Sin embargo, lo que verdaderamente salva al mundo helénico no es el episodio comandado por Leónidas, sino la batalla de Salamina, que consiste, como sabemos, en un enfrentamiento marítimo dirigido por un pueblo que no solo no estaba divorciado del mar, sino que había hecho del mar su compañero, de ahí que en el momento justo el mar se pusiera de su lado para derrotar a una fuerza naval ampliamente superior. Este pueblo es, desde luego, Atenas, lo que viene a entregarnos una lección sencilla, pero aún no debidamente aprendida. No hay democracia, salvación, ni relato colectivo sin mar.
A través de lo que llega del mar, pero principalmente de lo que el mar esconde, puedo articular entonces las que han sido para mí las tres lecciones principales legadas por Glissant, un amado y viejo amigo que descubrí en La Habana, en una compilación de Casa de las Américas llamada El discurso antillano, y con quien luego estreché aún más los lazos afectivos en Ciudad de México, donde compré en un puesto de segunda mano el volumen Faulkner, Mississippi.
La primera de estas lecciones está ligada a los conceptos de “poética de la opacidad” y “política de la relación”, categorías que he visto manifestarse delante de mí y que utilizo en un libro-crónica de próxima aparición titulado Los intrusos. Ahí cuento la historia del Movimiento San Isidro, un grupo de artistas, principalmente afrocubanos, que en los últimos años enfrentó valientemente en La Habana al poder policial castrista.
La segunda lección tiene que ver con la ruta, no sé si decir política o histórica, de la estética barroca. En palabras de Glissant, se trata de un esplendor que actúa como rechazo o defensa inconsciente ante los procesos de asimilación o mimetización. Lezama lo define de un modo más o menos similar cuando habla del barroco como un “Espíritu de la Contraconquista”.
Por último, y a pesar de la importancia capital de estos dos puntos, la tercera lección es quizá la más extraordinaria, tan breve como contundente.

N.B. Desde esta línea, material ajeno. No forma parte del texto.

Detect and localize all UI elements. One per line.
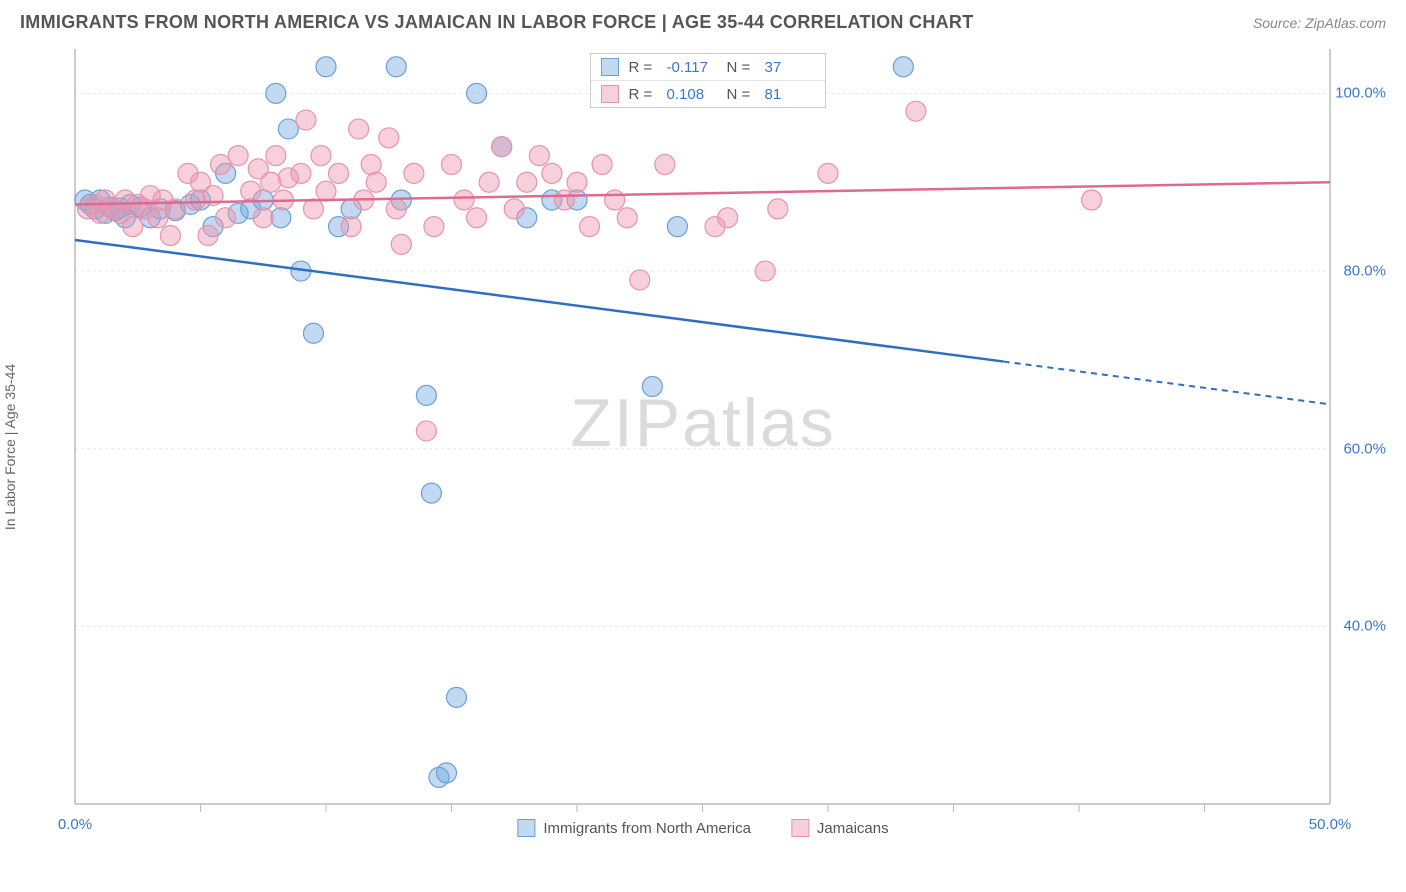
data-point xyxy=(361,154,381,174)
data-point xyxy=(349,119,369,139)
data-point xyxy=(198,226,218,246)
data-point xyxy=(386,57,406,77)
data-point xyxy=(379,128,399,148)
data-point xyxy=(329,163,349,183)
legend-swatch xyxy=(517,819,535,837)
y-axis-label: In Labor Force | Age 35-44 xyxy=(2,364,18,530)
data-point xyxy=(617,208,637,228)
legend-swatch xyxy=(791,819,809,837)
data-point xyxy=(893,57,913,77)
chart-container: In Labor Force | Age 35-44 ZIPatlas R =-… xyxy=(20,39,1386,839)
data-point xyxy=(580,217,600,237)
chart-title: IMMIGRANTS FROM NORTH AMERICA VS JAMAICA… xyxy=(20,12,974,33)
data-point xyxy=(768,199,788,219)
data-point xyxy=(447,687,467,707)
stat-value-n: 81 xyxy=(765,86,815,103)
data-point xyxy=(386,199,406,219)
data-point xyxy=(303,323,323,343)
data-point xyxy=(467,208,487,228)
data-point xyxy=(718,208,738,228)
stats-row: R = 0.108 N = 81 xyxy=(591,80,825,107)
data-point xyxy=(529,146,549,166)
source-label: Source: ZipAtlas.com xyxy=(1253,15,1386,31)
y-tick-label: 40.0% xyxy=(1343,618,1386,635)
data-point xyxy=(492,137,512,157)
data-point xyxy=(542,163,562,183)
data-point xyxy=(479,172,499,192)
correlation-stats-box: R = -0.117 N = 37 R = 0.108 N = 81 xyxy=(590,53,826,108)
data-point xyxy=(266,83,286,103)
legend-item: Jamaicans xyxy=(791,819,889,837)
data-point xyxy=(454,190,474,210)
data-point xyxy=(755,261,775,281)
data-point xyxy=(504,199,524,219)
bottom-legend: Immigrants from North America Jamaicans xyxy=(517,819,888,837)
series-swatch xyxy=(601,85,619,103)
trend-line-extrapolated xyxy=(1004,362,1330,405)
stat-value-r: 0.108 xyxy=(667,86,717,103)
data-point xyxy=(436,763,456,783)
data-point xyxy=(567,172,587,192)
data-point xyxy=(148,208,168,228)
data-point xyxy=(228,146,248,166)
data-point xyxy=(341,217,361,237)
legend-label: Jamaicans xyxy=(817,820,889,837)
data-point xyxy=(185,190,205,210)
data-point xyxy=(467,83,487,103)
stat-label-r: R = xyxy=(629,86,657,103)
data-point xyxy=(424,217,444,237)
data-point xyxy=(123,217,143,237)
trend-line xyxy=(75,240,1004,362)
data-point xyxy=(266,146,286,166)
data-point xyxy=(291,163,311,183)
y-tick-label: 100.0% xyxy=(1335,85,1386,102)
x-tick-label: 0.0% xyxy=(58,816,92,833)
stat-value-r: -0.117 xyxy=(667,59,717,76)
data-point xyxy=(278,119,298,139)
stat-label-n: N = xyxy=(727,86,755,103)
data-point xyxy=(296,110,316,130)
x-tick-label: 50.0% xyxy=(1309,816,1352,833)
stat-label-r: R = xyxy=(629,59,657,76)
data-point xyxy=(160,226,180,246)
data-point xyxy=(391,234,411,254)
data-point xyxy=(416,385,436,405)
data-point xyxy=(416,421,436,441)
data-point xyxy=(442,154,462,174)
data-point xyxy=(316,57,336,77)
data-point xyxy=(667,217,687,237)
data-point xyxy=(1082,190,1102,210)
stat-label-n: N = xyxy=(727,59,755,76)
data-point xyxy=(211,154,231,174)
data-point xyxy=(253,208,273,228)
data-point xyxy=(311,146,331,166)
stats-row: R = -0.117 N = 37 xyxy=(591,54,825,80)
data-point xyxy=(421,483,441,503)
stat-value-n: 37 xyxy=(765,59,815,76)
data-point xyxy=(216,208,236,228)
y-tick-label: 60.0% xyxy=(1343,440,1386,457)
data-point xyxy=(261,172,281,192)
scatter-plot xyxy=(20,39,1386,839)
series-swatch xyxy=(601,58,619,76)
data-point xyxy=(554,190,574,210)
data-point xyxy=(404,163,424,183)
data-point xyxy=(655,154,675,174)
data-point xyxy=(642,377,662,397)
data-point xyxy=(818,163,838,183)
data-point xyxy=(630,270,650,290)
data-point xyxy=(303,199,323,219)
data-point xyxy=(241,181,261,201)
legend-label: Immigrants from North America xyxy=(543,820,751,837)
data-point xyxy=(316,181,336,201)
data-point xyxy=(906,101,926,121)
data-point xyxy=(517,172,537,192)
data-point xyxy=(605,190,625,210)
data-point xyxy=(592,154,612,174)
y-tick-label: 80.0% xyxy=(1343,263,1386,280)
legend-item: Immigrants from North America xyxy=(517,819,751,837)
data-point xyxy=(366,172,386,192)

Dice así: como escritor, como sujeto caribeño, pero, sobre todo, como ciudadano raso, hay que mantenerse solidario y solitario. Todavía retrocedo un poco ante la potencia y la gracia eufónica de esta idea, que desearía tanto merecer. De tal manera, ojalá tan solidario como solitario, acepto y celebro este premio, con profunda emoción y agradecimiento.